Hoa Compiler and (E)BNF #17

flip111 opened this issue Feb 23, 2014 · 7 comments
Assignees
Labels

Comments

@flip111
Copy link

flip111 commented Feb 23, 2014

Hi, I've some questions about the compiler. Since I'm considering implementing an existing Domain Specific Language (DSL) in PHP. So I would need a compiler for this. But then I noticed that most already defined languages are defined in Backus–Naur Form (BNF) or Extended Backus–Naur Form (EBNF). From here certain questions come to mind:

  1. Is PP language mainly intended for greating new DSL rather then port existing ones?
  2. Why was PP language created and not a compiler for (E)BNF?
  3. Would it be worth porting EBNF to PP or would I be better of using another compiler?
    If it's possible to convert please give a small example. http://doctrine-orm.readthedocs.org/en/latest/reference/dql-doctrine-query-language.html#query-language

For completeness here is a list of resources I found on PHP, Compilers and (E)BNF

EBNF & some other stuff
http://karmin.ch/ebnf/index
http://sourceforge.net/projects/lime-php/
https://github.com/hafriedlander/php-peg
http://php.comsci.us/syntax/statement/ebnf.php
http://php.comsci.us/syntax/statement/bnf.php
http://marc.info/?l=php-internals&m=129387252319019
https://github.com/ferno/loco/blob/master/ebnf.php

BNF
http://www.garshol.priv.no/download/text/bnf.html
http://lxr.php.net/xref/PHP_TRUNK/Zend/zend_language_parser.y
http://lxr.php.net/xref/PHP_TRUNK/Zend/zend_language_scanner.l
http://www.icosaedro.it/articoli/php-syntax-ebnf.txt
http://www.icosaedro.it/articoli/php-syntax-yacc.txt
http://www.phpclasses.org/package/7142-PHP-Parse-language-source-with-a-BNF-grammar-syntax.html
https://github.com/ferno/loco/blob/master/bnf.php
http://code.google.com/p/pragmatic-parser/source/browse/trunk/parser.class.php?r=2

@Hywan Hywan added the question label Feb 24, 2014
@Hywan Hywan self-assigned this Feb 24, 2014
@Hywan
Copy link
Member

Hywan commented Feb 24, 2014

Hello :-),

Is PP language mainly intended for greating new DSL rather then port existing ones?

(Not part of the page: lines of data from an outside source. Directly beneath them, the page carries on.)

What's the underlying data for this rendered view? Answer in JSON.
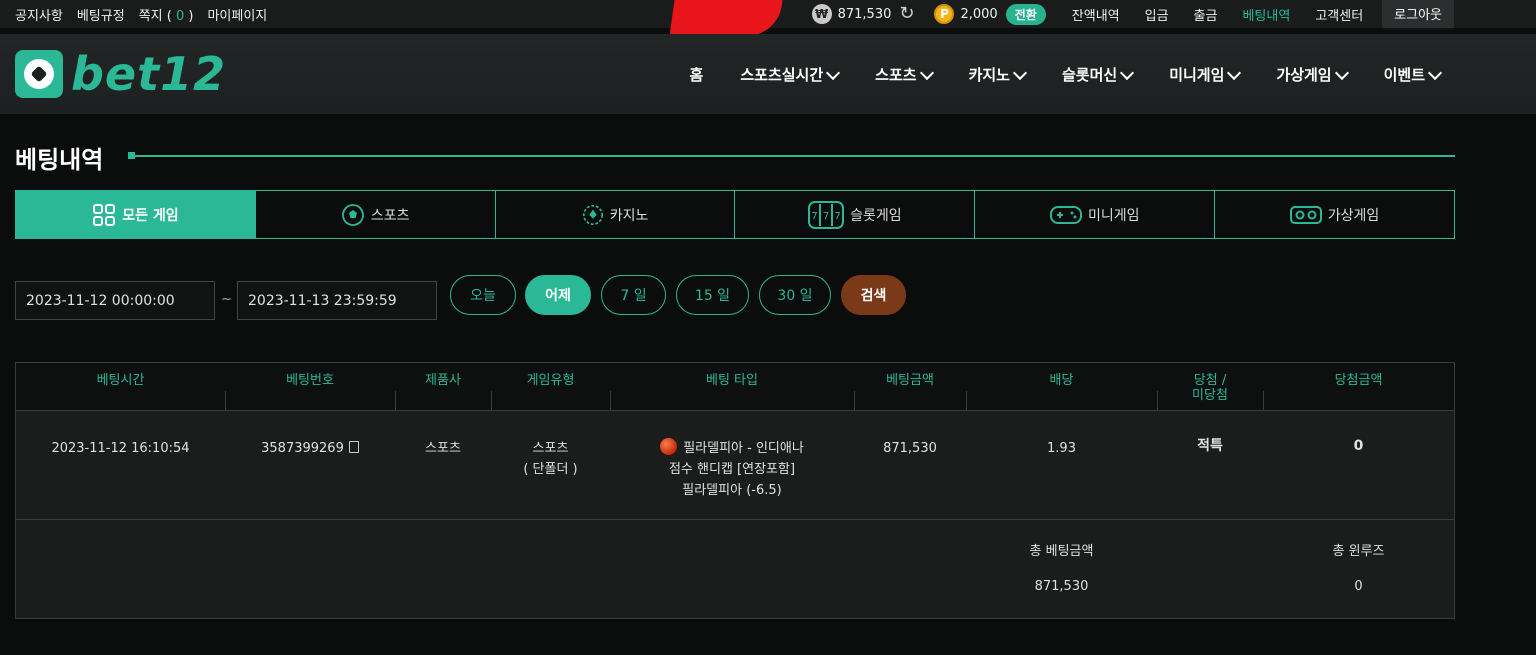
{
  "topbar": {
    "links": [
      "공지사항",
      "베팅규정"
    ],
    "note_label": "쪽지",
    "note_count": "0",
    "mypage": "마이페이지",
    "won_symbol": "₩",
    "balance": "871,530",
    "point_symbol": "P",
    "points": "2,000",
    "convert_label": "전환",
    "right_links": [
      "잔액내역",
      "입금",
      "출금",
      "베팅내역",
      "고객센터"
    ],
    "logout_label": "로그아웃"
  },
  "header": {
    "logo_text": "bet12",
    "nav": [
      "홈",
      "스포츠실시간",
      "스포츠",
      "카지노",
      "슬롯머신",
      "미니게임",
      "가상게임",
      "이벤트"
    ]
  },
  "page": {
    "title": "베팅내역"
  },
  "tabs": [
    {
      "label": "모든 게임",
      "icon": "grid-icon"
    },
    {
      "label": "스포츠",
      "icon": "soccer-icon"
    },
    {
      "label": "카지노",
      "icon": "casino-chip-icon"
    },
    {
      "label": "슬롯게임",
      "icon": "slot-icon"
    },
    {
      "label": "미니게임",
      "icon": "gamepad-icon"
    },
    {
      "label": "가상게임",
      "icon": "vr-icon"
    }
  ],
  "filter": {
    "start": "2023-11-12 00:00:00",
    "tilde": "~",
    "end": "2023-11-13 23:59:59",
    "buttons": [
      "오늘",
      "어제",
      "7 일",
      "15 일",
      "30 일"
    ],
    "search_label": "검색"
  },
  "table": {
    "headers": [
      "베팅시간",
      "베팅번호",
      "제품사",
      "게임유형",
      "베팅 타입",
      "베팅금액",
      "배당",
      "당첨 /\n미당첨",
      "당첨금액"
    ],
    "row": {
      "time": "2023-11-12 16:10:54",
      "number": "3587399269",
      "provider": "스포츠",
      "game_type": "스포츠",
      "game_sub": "( 단폴더 )",
      "bet_line1": "필라델피아 - 인디애나",
      "bet_line2": "점수 핸디캡 [연장포함]",
      "bet_line3": "필라델피아 (-6.5)",
      "amount": "871,530",
      "odds": "1.93",
      "result": "적특",
      "win_amount": "0"
    },
    "summary": {
      "total_bet_label": "총 베팅금액",
      "total_bet": "871,530",
      "total_win_label": "총 윈루즈",
      "total_win": "0"
    }
  }
}
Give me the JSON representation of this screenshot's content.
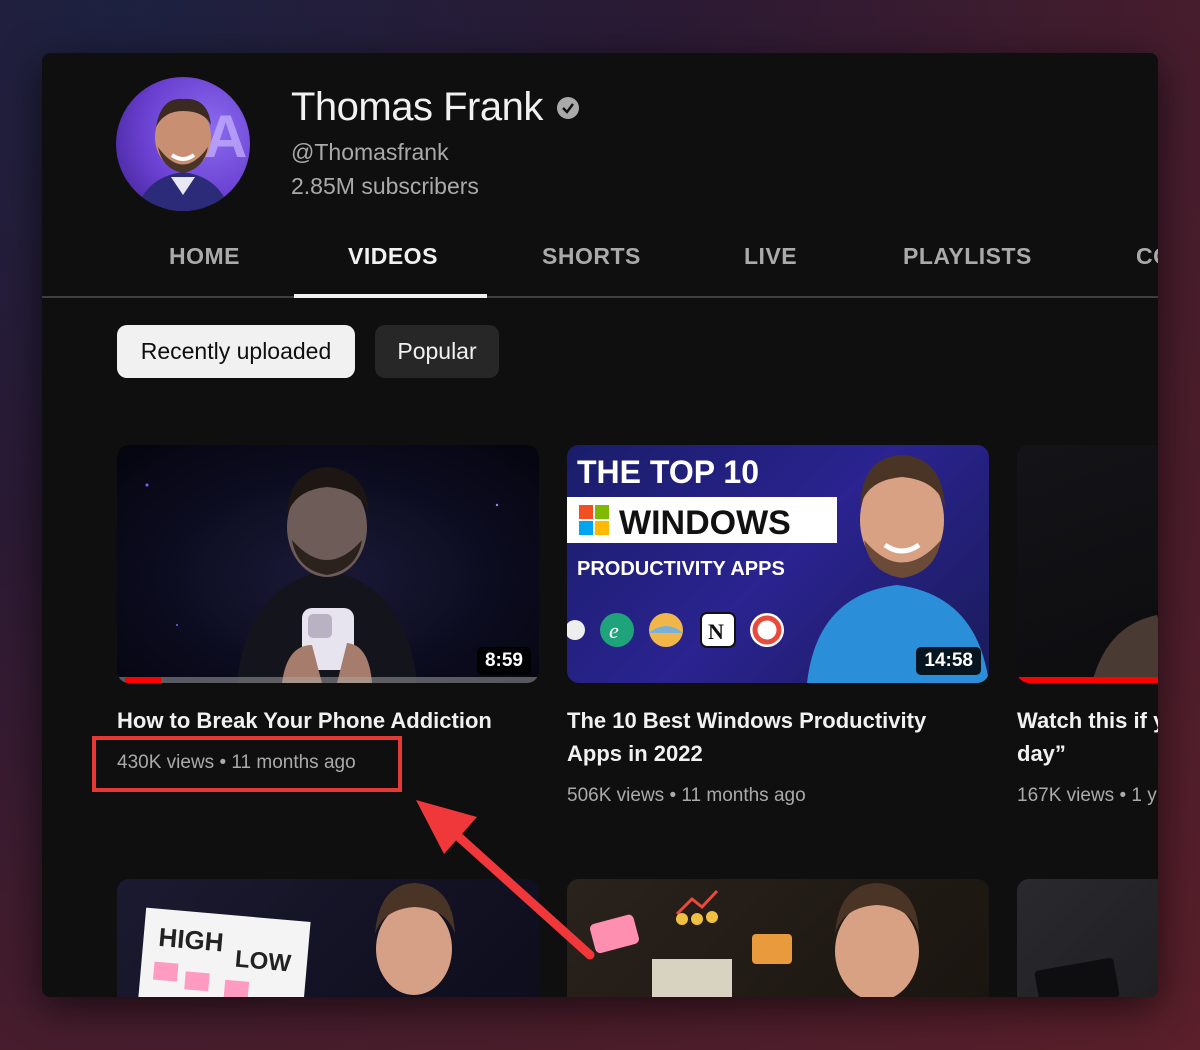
{
  "channel": {
    "name": "Thomas Frank",
    "handle": "@Thomasfrank",
    "subscribers": "2.85M subscribers"
  },
  "tabs": [
    {
      "label": "HOME",
      "active": false
    },
    {
      "label": "VIDEOS",
      "active": true
    },
    {
      "label": "SHORTS",
      "active": false
    },
    {
      "label": "LIVE",
      "active": false
    },
    {
      "label": "PLAYLISTS",
      "active": false
    },
    {
      "label": "CO",
      "active": false
    }
  ],
  "filters": {
    "selected": "Recently uploaded",
    "other": "Popular"
  },
  "videos": [
    {
      "title": "How to Break Your Phone Addiction",
      "meta": "430K views • 11 months ago",
      "duration": "8:59",
      "progress": 0.1
    },
    {
      "title": "The 10 Best Windows Productivity Apps in 2022",
      "meta": "506K views • 11 months ago",
      "duration": "14:58",
      "thumb_text": {
        "line1": "THE TOP 10",
        "line2": "WINDOWS",
        "line3": "PRODUCTIVITY APPS"
      }
    },
    {
      "title": "Watch this if y day”",
      "title_line1": "Watch this if y",
      "title_line2": "day”",
      "meta": "167K views • 1 y",
      "progress": 1.0
    }
  ],
  "row2_thumbs": {
    "sticky_words": [
      "HIGH",
      "LOW"
    ]
  },
  "annotation": {
    "color": "#e53935"
  },
  "colors": {
    "accent": "#ff0000",
    "background": "#0f0f0f",
    "text": "#f1f1f1",
    "muted": "#aaaaaa"
  }
}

PP aims at describing all LL(*) grammars. The language is mainly inspired from JavaCC or YACC, but it has additional unique constructions, such as the unification (please, see the README.md or the documentation). Consequently, PP is more expressive than the (E)BNF formalism.

Why was PP language created and not a compiler for (E)BNF?

Please, see the previous answer. We needed new constructions to go futher. Moreover, the (E)BNF formalism has several limitations.

The PP language, along with the Hoa\Compiler\Llk library, is the result of my recent researches for my PhD thesis. These works have been published in A-MOST 2012 (please, see the details, the full research paper or the presentation). One of the goals was to generate data based on a grammar. We have proposed three different algorithms, see the article for more informations.

Would it be worth porting EBNF to PP or would I be better of using another compiler?

Not it's very easy and natural. Taking your example:

QueryLanguage ::= SelectStatement | UpdateStatement | DeleteStatement

becomes

QueryLanguage:
    SelectStatement() | UpdateStatement() | DeleteStatement()

And

SelectStatement ::= SelectClause FromClause [WhereClause] [GroupByClause] [HavingClause] [OrderByClause]
UpdateStatement ::= UpdateClause [WhereClause]
DeleteStatement ::= DeleteClause [WhereClause]

becomes

SelectStatement:
    SelectClause() FromClause() WhereClause()? GroupByClause()? HavingClause()? OrderByClause()?

UpdateStatement:
    UpdateClause() WhereClause()?

DeleteStatement:
    DeleteClause() WhereClause()?

Also:

IdentificationVariable ::= identifier

becomes

IdentificationVariable:
    <identifier>

The documentation is still in french but we are working hard on translating it. The README.md and the full paper should help you.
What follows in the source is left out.